Works we all our lives recall reading for the first time are among the truest milestones, but Labyrinths was a profoundly singular one, for me, and I believe I knew that, then, in my early adolescence. It was demonstrated to me, that afternoon. Proven. For, by the time I had finished with “Tlön” (though one never finishes with “Tlön,” nor indeed with any story by Borges) and had traversed “The Garden of Forking Paths” and wondered, literally bug-eyed, at “Pierre Menard, Author of the Quixote,” I discovered that I had ceased to be afraid of any influence that might dwell within Francis Marion’s towering desk.
Borges, this elegant and mysterious voice, whom I had instantly accepted as the most welcome of uncles, this inhabitant of a clearly mythical place called Buenos Aires, had somehow dissolved a great deal of childhood superstition. He had stretched basic paradigms as effortlessly, it seemed, as another gentleman might tip his hat and wink, and I had felt a certain crudeness, a certain foolishness, fall away.
I sat, changed, in the green chair, and regarded a different world, one whose underpinnings had been revealed to be at once infinitely more mysterious and far more interesting than I could previously have imagined.

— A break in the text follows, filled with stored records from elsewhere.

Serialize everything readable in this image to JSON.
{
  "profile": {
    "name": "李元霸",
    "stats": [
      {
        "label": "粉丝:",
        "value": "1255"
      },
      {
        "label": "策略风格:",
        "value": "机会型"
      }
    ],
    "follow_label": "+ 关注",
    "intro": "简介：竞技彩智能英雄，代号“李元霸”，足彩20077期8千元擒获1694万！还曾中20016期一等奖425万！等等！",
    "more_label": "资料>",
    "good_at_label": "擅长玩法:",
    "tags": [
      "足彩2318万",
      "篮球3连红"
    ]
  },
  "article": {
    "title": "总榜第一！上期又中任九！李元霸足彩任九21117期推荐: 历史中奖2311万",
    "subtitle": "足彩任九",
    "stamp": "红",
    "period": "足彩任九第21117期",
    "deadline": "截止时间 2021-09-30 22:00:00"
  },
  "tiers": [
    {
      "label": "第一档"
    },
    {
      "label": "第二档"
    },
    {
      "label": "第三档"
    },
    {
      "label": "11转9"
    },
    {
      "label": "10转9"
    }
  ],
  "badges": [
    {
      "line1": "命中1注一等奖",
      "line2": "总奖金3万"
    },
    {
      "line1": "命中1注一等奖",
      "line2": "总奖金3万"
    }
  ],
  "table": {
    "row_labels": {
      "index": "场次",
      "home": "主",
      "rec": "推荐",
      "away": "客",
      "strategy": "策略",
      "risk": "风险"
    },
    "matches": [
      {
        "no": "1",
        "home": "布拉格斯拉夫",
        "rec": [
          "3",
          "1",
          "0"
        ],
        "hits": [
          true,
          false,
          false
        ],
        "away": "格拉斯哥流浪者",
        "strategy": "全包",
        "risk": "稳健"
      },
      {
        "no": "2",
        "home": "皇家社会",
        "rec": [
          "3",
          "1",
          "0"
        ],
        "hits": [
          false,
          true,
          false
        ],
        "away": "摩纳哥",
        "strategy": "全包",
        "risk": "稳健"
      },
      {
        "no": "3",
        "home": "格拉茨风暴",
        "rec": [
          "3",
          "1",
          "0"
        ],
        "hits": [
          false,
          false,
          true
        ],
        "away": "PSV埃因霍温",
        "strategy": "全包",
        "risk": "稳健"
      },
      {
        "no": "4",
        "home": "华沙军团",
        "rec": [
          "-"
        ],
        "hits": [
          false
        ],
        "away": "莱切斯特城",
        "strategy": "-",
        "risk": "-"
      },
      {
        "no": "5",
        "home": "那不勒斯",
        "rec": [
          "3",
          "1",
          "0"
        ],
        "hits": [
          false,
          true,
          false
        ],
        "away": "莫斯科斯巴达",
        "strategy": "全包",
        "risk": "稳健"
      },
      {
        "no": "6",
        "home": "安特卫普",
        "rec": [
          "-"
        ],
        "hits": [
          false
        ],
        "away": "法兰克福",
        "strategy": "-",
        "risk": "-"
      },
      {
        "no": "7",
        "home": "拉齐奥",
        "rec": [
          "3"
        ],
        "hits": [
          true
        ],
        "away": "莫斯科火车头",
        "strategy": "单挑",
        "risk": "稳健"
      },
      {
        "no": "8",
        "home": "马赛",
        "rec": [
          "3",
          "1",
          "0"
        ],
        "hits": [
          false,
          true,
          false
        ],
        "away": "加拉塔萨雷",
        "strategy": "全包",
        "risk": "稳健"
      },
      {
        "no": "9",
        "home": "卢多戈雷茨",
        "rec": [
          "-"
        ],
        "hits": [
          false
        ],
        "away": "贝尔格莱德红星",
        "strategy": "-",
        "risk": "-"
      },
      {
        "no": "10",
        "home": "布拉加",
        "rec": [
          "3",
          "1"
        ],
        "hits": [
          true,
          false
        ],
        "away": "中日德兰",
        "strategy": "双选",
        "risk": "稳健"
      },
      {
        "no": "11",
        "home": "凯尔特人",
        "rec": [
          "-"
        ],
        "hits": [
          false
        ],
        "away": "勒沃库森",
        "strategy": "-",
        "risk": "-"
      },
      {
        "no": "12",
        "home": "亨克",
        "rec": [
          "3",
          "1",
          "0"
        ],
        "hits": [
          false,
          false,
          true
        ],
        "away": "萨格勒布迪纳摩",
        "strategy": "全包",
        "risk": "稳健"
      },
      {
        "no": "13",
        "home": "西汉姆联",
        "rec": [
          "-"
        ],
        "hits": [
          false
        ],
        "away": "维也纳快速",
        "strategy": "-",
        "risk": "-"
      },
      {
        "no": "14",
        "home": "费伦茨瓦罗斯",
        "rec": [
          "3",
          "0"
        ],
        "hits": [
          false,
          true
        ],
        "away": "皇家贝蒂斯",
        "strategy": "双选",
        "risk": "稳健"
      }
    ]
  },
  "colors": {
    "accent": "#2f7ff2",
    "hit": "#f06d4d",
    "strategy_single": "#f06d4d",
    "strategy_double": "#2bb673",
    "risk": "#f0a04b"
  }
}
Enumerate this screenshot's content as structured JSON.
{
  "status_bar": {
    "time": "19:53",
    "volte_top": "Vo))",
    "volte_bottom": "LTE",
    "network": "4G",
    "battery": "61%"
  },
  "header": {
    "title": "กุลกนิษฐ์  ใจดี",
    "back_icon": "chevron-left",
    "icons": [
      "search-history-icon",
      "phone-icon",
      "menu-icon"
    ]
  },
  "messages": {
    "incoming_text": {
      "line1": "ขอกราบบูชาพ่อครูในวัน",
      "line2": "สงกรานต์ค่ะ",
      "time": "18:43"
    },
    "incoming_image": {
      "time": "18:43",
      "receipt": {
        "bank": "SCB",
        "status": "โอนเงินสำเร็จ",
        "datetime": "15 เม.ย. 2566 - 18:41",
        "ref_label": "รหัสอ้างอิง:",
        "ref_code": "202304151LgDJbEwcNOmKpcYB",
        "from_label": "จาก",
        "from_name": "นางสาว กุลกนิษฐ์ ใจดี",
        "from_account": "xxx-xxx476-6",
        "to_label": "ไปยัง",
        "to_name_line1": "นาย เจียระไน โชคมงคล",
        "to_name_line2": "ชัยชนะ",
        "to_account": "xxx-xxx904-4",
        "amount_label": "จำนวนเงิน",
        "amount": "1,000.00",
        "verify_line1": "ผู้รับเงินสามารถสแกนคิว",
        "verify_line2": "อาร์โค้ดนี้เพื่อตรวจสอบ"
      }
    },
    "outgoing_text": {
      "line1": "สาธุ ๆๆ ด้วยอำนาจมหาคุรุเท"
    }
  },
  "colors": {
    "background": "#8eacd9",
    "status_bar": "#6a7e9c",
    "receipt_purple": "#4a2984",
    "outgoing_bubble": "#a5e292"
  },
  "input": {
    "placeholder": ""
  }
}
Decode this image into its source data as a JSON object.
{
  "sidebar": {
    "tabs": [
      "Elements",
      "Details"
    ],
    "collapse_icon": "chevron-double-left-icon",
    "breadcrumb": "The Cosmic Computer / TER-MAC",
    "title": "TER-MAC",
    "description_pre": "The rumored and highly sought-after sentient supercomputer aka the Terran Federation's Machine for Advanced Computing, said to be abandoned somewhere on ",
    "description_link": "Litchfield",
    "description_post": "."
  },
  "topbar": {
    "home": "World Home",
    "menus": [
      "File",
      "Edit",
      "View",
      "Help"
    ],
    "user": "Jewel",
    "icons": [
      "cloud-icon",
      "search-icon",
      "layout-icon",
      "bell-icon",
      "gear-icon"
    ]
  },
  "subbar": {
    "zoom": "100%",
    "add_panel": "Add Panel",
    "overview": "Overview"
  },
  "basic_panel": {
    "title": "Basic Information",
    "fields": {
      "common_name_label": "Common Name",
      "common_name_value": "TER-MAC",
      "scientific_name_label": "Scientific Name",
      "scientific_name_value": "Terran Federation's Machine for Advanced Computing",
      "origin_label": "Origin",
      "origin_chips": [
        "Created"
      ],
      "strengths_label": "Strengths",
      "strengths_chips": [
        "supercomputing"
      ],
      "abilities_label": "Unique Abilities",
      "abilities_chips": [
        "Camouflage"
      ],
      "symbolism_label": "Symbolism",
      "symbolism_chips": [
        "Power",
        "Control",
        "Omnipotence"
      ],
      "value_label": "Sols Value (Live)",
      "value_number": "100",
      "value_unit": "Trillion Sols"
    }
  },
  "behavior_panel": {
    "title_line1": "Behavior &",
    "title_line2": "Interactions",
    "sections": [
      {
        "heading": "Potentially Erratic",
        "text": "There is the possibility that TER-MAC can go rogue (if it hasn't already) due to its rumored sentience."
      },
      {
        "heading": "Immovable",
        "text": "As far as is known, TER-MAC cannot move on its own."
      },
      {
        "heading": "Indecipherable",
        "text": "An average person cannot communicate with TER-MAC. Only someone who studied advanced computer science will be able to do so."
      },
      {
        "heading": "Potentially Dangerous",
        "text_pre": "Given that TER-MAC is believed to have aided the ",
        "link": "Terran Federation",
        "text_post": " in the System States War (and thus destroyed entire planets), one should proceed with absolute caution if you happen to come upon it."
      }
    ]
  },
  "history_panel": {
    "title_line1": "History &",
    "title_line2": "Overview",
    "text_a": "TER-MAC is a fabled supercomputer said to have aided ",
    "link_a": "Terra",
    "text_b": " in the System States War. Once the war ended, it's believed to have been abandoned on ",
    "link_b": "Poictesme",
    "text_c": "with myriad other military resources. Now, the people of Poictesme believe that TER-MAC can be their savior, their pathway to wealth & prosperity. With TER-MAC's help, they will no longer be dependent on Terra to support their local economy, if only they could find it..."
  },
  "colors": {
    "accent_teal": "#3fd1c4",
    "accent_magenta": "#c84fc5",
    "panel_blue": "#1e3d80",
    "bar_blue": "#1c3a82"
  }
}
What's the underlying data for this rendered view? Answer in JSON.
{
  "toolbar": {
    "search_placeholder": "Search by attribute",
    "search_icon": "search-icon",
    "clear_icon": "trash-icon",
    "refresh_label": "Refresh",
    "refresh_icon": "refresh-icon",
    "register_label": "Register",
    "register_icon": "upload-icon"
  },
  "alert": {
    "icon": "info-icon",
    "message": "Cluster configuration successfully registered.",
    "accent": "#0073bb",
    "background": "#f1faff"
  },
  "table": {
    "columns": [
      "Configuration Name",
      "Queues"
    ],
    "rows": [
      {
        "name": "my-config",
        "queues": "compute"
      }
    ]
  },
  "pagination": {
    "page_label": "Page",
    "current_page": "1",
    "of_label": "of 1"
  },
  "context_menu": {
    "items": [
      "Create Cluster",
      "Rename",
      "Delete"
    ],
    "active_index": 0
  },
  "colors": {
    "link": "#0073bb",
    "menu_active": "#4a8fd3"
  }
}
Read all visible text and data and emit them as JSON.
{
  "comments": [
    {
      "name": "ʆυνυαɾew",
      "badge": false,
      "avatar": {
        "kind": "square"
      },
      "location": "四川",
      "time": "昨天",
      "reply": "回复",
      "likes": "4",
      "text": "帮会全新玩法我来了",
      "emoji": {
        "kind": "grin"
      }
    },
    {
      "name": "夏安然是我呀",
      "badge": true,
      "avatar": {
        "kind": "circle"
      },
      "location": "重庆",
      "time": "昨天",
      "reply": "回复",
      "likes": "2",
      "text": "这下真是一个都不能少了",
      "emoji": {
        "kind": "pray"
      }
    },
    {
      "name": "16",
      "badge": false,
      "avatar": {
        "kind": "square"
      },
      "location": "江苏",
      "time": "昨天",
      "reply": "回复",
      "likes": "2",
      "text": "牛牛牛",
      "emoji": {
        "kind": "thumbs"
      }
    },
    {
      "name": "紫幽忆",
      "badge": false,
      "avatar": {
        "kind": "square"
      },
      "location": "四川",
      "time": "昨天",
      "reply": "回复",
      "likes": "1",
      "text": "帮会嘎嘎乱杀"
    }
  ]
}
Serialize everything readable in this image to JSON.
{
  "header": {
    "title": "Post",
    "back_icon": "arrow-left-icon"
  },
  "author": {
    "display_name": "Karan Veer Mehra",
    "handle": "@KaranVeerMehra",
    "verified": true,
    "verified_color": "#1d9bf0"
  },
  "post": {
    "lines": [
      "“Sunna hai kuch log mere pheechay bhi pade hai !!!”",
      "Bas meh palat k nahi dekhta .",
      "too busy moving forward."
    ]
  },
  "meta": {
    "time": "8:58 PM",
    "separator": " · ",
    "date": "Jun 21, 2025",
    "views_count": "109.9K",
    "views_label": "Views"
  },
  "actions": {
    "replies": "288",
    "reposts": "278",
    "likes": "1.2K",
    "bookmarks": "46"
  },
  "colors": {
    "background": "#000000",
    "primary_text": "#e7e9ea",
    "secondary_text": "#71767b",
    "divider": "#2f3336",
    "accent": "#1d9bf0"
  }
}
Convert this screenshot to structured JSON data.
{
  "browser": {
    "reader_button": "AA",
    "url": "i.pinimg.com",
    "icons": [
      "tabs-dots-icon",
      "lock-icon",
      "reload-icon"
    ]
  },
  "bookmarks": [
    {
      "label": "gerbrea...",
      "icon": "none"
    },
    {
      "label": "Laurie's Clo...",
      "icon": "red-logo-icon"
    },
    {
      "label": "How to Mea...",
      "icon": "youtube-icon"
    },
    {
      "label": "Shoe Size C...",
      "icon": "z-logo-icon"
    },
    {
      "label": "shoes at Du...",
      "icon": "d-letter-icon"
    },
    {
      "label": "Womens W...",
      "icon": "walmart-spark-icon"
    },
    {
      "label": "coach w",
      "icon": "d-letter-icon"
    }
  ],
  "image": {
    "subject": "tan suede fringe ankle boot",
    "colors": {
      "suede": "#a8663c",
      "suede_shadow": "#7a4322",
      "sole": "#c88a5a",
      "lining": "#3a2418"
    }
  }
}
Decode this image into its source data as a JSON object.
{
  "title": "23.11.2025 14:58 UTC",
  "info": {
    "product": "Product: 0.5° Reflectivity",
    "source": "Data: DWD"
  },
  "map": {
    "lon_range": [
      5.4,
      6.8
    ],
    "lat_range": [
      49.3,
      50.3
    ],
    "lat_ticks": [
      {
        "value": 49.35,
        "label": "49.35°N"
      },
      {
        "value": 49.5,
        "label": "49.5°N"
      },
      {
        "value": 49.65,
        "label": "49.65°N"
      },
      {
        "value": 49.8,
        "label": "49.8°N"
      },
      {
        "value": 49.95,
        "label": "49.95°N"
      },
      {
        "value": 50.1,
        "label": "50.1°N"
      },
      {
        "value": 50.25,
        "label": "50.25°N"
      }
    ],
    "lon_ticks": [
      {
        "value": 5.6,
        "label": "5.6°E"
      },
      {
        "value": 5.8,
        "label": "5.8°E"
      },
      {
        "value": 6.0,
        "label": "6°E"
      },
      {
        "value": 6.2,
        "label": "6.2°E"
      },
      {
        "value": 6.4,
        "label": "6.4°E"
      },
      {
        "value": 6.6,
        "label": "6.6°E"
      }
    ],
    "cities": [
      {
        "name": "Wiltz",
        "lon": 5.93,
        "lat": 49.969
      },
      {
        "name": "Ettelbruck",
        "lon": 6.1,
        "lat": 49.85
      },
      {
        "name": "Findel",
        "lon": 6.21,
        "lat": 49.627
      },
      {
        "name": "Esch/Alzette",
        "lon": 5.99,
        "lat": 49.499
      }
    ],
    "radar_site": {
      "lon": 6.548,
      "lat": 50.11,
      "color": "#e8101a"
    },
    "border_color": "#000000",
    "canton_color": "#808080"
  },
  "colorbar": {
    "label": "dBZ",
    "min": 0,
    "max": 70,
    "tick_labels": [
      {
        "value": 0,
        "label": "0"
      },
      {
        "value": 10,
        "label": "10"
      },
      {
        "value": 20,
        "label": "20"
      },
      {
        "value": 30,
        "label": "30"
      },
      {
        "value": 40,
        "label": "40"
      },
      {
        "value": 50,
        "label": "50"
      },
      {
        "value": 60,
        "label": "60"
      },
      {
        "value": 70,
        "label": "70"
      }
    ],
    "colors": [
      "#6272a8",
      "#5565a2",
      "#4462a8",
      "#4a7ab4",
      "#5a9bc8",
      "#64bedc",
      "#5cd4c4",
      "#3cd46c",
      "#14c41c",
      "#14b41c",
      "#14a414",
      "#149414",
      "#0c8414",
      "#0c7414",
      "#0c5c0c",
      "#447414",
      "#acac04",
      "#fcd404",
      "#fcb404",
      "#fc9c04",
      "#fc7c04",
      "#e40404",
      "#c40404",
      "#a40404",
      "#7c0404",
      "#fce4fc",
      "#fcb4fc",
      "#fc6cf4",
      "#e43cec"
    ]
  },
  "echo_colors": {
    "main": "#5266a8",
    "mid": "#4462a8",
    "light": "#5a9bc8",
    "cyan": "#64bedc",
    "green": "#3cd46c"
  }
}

When I left that room, I took Borges with me, and my life has been better for it, much better.
If you haven’t yet made the gentleman’s acquaintance, I can only urge you to do so. In all humility, I can serve no other function, here at the front of this now-venerable collection of his incomparable fictions, than to act, mercifully briefly, as a sort of butler. I am not a Borges scholar, nor indeed any sort of scholar, but I am honored (though indeed embarrassed, believing myself unworthy) to invite you in.
Please.
Many afternoons, decades, after my own introduction to Borges, I found myself in Barcelona, in late December, attending a festival celebrating his life and work. The events of the festival were staged in some vast repurposed fortress or castle, a structure I imagined had lain dusty and silent during the seeming centuries of Francisco Franco’s ghastly rule, but which now, through the briskly confident resurgence of Catalan culture and vast amounts of European Union capital, hummed and gleamed like a vacuum tube within a thirteenth-century reliquary.